Democrat for auditor Adam Edelen talks pension reform, campaign cash and the 'coattail' effect
09/15/2011 07:39 AM
Steps by the legislature and Gov. Steve Beshear’s administration in 2008 to stem rising state pension costs haven’t succeeded in bolstering that system or reducing Kentucky’s debt, said Democratic candidate for state auditor Adam Edelen.
“It’s clearly not enough,” Edelen said at 4:50 into the interview. “Let’s call a spade a spade … My guess is you’ll see the administration work with the legislature on it sometime early in this next term.”
Edelen, the former chief of staff to Gov. Steve Beshear, said the candidates for governor “absolutely” should be talking about how to tackle it.
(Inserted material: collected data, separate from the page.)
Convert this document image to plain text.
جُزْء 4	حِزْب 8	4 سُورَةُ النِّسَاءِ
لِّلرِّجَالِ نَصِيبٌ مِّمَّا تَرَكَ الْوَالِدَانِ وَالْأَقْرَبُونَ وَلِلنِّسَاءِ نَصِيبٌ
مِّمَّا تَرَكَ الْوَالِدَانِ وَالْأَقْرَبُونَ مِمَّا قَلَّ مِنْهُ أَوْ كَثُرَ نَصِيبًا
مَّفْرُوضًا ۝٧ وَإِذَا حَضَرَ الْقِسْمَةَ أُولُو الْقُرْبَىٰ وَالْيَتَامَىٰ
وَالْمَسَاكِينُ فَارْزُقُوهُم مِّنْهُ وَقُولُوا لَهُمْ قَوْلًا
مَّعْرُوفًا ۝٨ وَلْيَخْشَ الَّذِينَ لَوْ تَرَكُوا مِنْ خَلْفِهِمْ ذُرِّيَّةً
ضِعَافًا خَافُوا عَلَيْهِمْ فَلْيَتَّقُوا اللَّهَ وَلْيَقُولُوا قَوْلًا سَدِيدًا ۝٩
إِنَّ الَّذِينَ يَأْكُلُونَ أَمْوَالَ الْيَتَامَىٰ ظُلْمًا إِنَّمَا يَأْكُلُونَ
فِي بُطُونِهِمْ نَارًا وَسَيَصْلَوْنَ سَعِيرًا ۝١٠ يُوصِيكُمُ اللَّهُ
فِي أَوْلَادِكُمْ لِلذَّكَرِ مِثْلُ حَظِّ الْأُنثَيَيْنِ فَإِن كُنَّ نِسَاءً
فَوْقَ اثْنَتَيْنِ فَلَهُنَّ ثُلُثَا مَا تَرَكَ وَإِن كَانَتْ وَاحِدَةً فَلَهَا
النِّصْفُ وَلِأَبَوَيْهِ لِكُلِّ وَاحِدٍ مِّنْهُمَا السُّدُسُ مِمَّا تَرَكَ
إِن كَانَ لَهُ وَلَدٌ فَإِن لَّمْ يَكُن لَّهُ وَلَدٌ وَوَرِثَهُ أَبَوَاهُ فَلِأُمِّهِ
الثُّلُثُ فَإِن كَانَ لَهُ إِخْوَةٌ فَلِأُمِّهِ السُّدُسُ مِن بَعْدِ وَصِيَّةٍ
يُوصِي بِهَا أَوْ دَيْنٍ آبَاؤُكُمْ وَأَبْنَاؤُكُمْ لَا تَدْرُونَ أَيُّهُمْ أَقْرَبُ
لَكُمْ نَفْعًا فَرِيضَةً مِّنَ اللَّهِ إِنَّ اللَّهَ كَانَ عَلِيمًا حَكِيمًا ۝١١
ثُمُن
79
Republican candidate for governor David Williams, who is the state Senate president, has called for changing the system for future state workers to be more of a 401(k)-style set-up.
Edelen said “everything should be on the table” but expressed skepticism that switching to a 401(k) — or defined contribution — system would be the right financial move.
“I can’t imagine that the government’s going to be able to provide a match for those who make a 401(k) style contribution,” Edelen said after the 3:00 mark.
Indeed, consultants who looked at the 401(k)-style system said earlier this year that Kentucky would have to pay more money in the coming years to match new employees’ contributions and also pay for current and retired workers’ pensions before the state costs would start going down.
In the second part of the interview, Edelen said he will begin airing television ads “fairly soon.” (1:00 into the second segment)
“I don’t think we’ll hit a million dollars,” Edelen said of his fundraising. Candidates’ campaign finance reports won’t become public until next month.
Edelen, who has narrowly led his Republican opponent John Kemper in the polls, said he didn’t expect that his race would be affected by the results at the top of the ballot with the governor’s race.
“I’m going to give you an answer that probably a lot of people at Democratic headquarters aren’t going to like. The fact is there are no coattails in Kentucky anymore,” Edelen said at 2:40 in the segment.